The marked arc 116 should be sufficient to properly align the weight 210. If the balancing procedure is completed first. A shorter arc 116 can be marked extending on either side of the marked imbalance location 118. If the marked arc 116 is made prior to balancing, the marked arc 116 is typically marked 360 degrees making an annular mark 116 completely around the wheel brake well 114 as best shown in FIG. 13. This provides a reference line for placement regardless of where the location of imbalance is determined by the balance machine.
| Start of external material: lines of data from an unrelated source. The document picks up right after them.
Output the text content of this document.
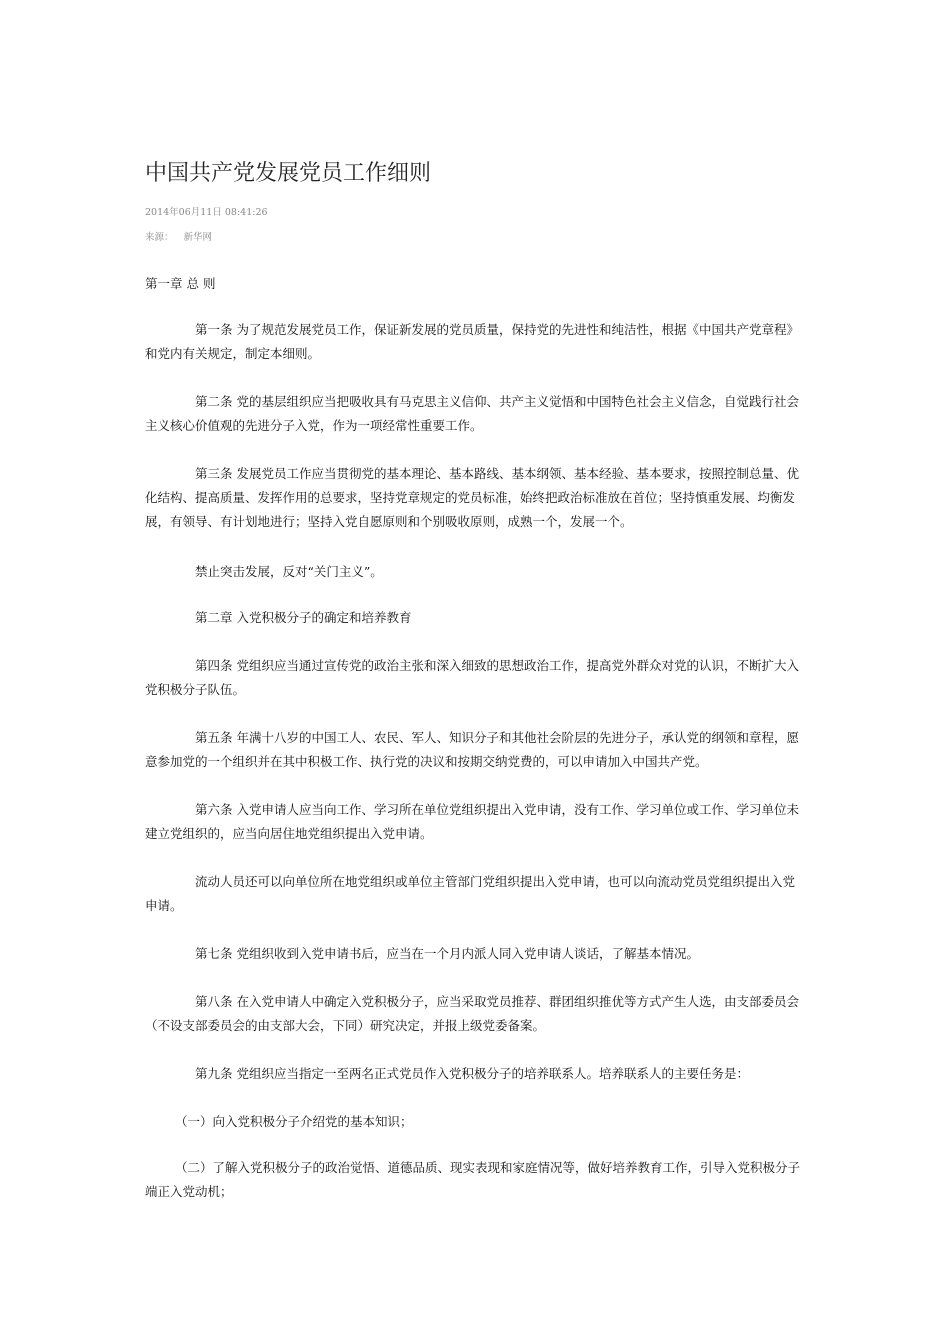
中国共产党发展党员工作细则
2014年06月11日 08:41:26
来源： 新华网

第一章 总 则

第一条 为了规范发展党员工作，保证新发展的党员质量，保持党的先进性和纯洁性，根据《中国共产党章程》和党内有关规定，制定本细则。

第二条 党的基层组织应当把吸收具有马克思主义信仰、共产主义觉悟和中国特色社会主义信念，自觉践行社会主义核心价值观的先进分子入党，作为一项经常性重要工作。

第三条 发展党员工作应当贯彻党的基本理论、基本路线、基本纲领、基本经验、基本要求，按照控制总量、优化结构、提高质量、发挥作用的总要求，坚持党章规定的党员标准，始终把政治标准放在首位；坚持慎重发展、均衡发展，有领导、有计划地进行；坚持入党自愿原则和个别吸收原则，成熟一个，发展一个。

禁止突击发展，反对“关门主义”。

第二章 入党积极分子的确定和培养教育

第四条 党组织应当通过宣传党的政治主张和深入细致的思想政治工作，提高党外群众对党的认识，不断扩大入党积极分子队伍。

第五条 年满十八岁的中国工人、农民、军人、知识分子和其他社会阶层的先进分子，承认党的纲领和章程，愿意参加党的一个组织并在其中积极工作、执行党的决议和按期交纳党费的，可以申请加入中国共产党。

第六条 入党申请人应当向工作、学习所在单位党组织提出入党申请，没有工作、学习单位或工作、学习单位未建立党组织的，应当向居住地党组织提出入党申请。

流动人员还可以向单位所在地党组织或单位主管部门党组织提出入党申请，也可以向流动党员党组织提出入党申请。

第七条 党组织收到入党申请书后，应当在一个月内派人同入党申请人谈话，了解基本情况。

第八条 在入党申请人中确定入党积极分子，应当采取党员推荐、群团组织推优等方式产生人选，由支部委员会（不设支部委员会的由支部大会，下同）研究决定，并报上级党委备案。

第九条 党组织应当指定一至两名正式党员作入党积极分子的培养联系人。培养联系人的主要任务是：

（一）向入党积极分子介绍党的基本知识；

（二）了解入党积极分子的政治觉悟、道德品质、现实表现和家庭情况等，做好培养教育工作，引导入党积极分子端正入党动机；
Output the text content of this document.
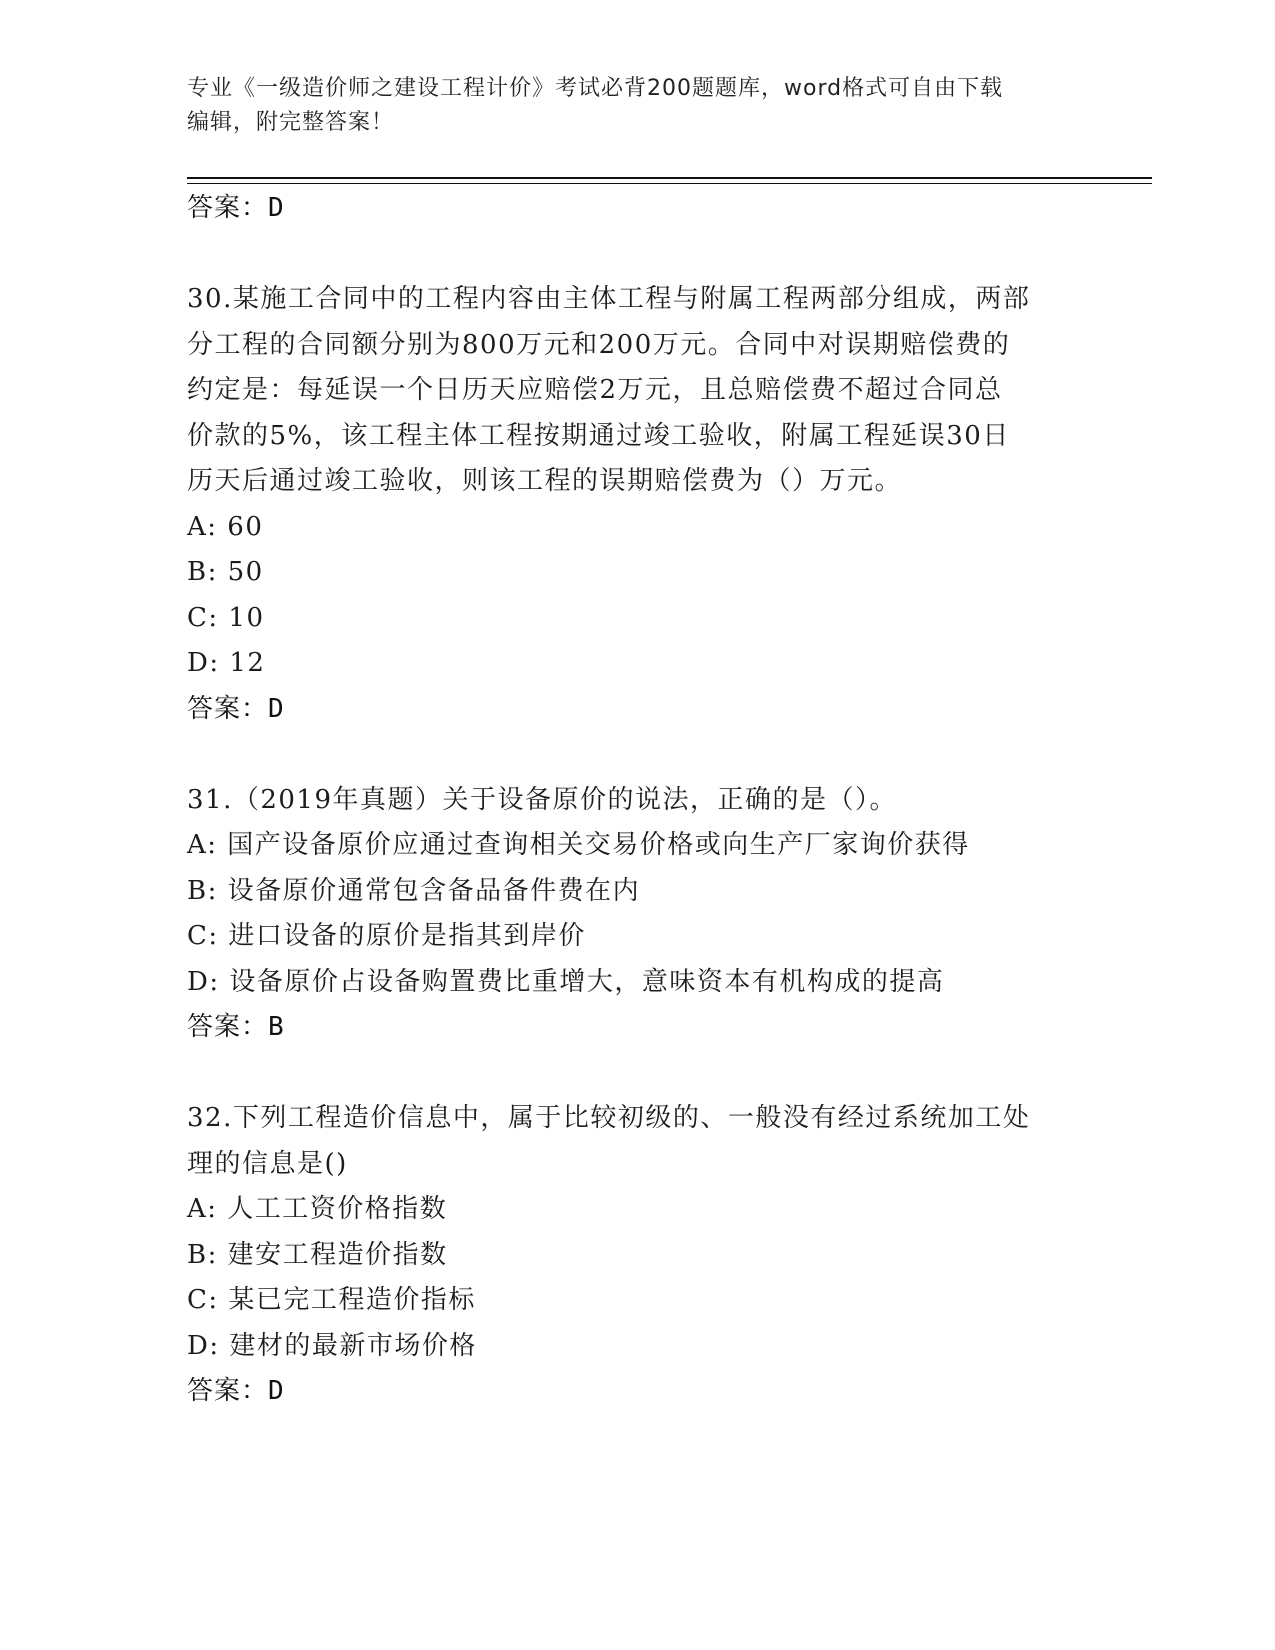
专业《一级造价师之建设工程计价》考试必背200题题库，word格式可自由下载
编辑，附完整答案！
答案：D
30.某施工合同中的工程内容由主体工程与附属工程两部分组成，两部
分工程的合同额分别为800万元和200万元。合同中对误期赔偿费的
约定是：每延误一个日历天应赔偿2万元，且总赔偿费不超过合同总
价款的5%，该工程主体工程按期通过竣工验收，附属工程延误30日
历天后通过竣工验收，则该工程的误期赔偿费为（）万元。
A: 60
B: 50
C: 10
D: 12
答案：D
31.（2019年真题）关于设备原价的说法，正确的是（）。
A: 国产设备原价应通过查询相关交易价格或向生产厂家询价获得
B: 设备原价通常包含备品备件费在内
C: 进口设备的原价是指其到岸价
D: 设备原价占设备购置费比重增大，意味资本有机构成的提高
答案：B
32.下列工程造价信息中，属于比较初级的、一般没有经过系统加工处
理的信息是()
A: 人工工资价格指数
B: 建安工程造价指数
C: 某已完工程造价指标
D: 建材的最新市场价格
答案：D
In another embodiment, an annular ring of cartridges 210′ is added to the tire/wheel assembly 110. The tire wheel assembly 110 is first balanced with weight 210 along annular mark 116 as in the previous method described above. A plurality of cartridges 210′ are then positioned adjacent the annular mark 116, the cartridges 210′ are generally positioned end-to-end about the non-pressurized side of the wheel brake well 114 to form an annular ring of cartridges 210′, each cartridge 210′ comprising an interior chamber at least partially filled with a flowable media, wherein the cartridge is longitudinally arcuate, at least when attached to the tire/wheel assembly. As shown, the cartridges 210′ are 180 degree segments such that two cartridges 210′ make up the annular ring of cartridges 210′. It is contemplated that any number of cartridges 210′ could be used and that there could be a set spacing interval between the ends of the cartridges 210′ forming the annular ring. It is also contemplated that the cartridges 210′ forming the annular ring have interior chambers that are completely filled with media. The annular ring of cartridges 210′ provide additional stability to the tire/wheel assembly 110 by reducing the effects of vibration caused by both external (e.g. road bumps, etc.) and internal (e.g. tire non-uniformities, etc.) factors as well as reducing the noise transmitted through the tire/wheel assembly. The annular mark 116 made with tool 10 aids in proper placement of cartridges 210′ about the wheel brake well 114 (or the pressurized side of the tubewell if desired).

The tool 10 of the present invention can be designed to mark either the radial centerline of the wheel at either the brake well or the radial centerline of the tube well. It can also be used to mark a line parallel to the radial centerline when possible clearance problems with the brake caliper force the balance weights to be positioned nearer the inboard flange of the wheel.

Although the present invention has been described above in detail, the same is by way of illustration and example only and is not to be taken as a limitation on the present invention. Accordingly, the scope and content of the present invention are to be defined only by the terms of the appended claims.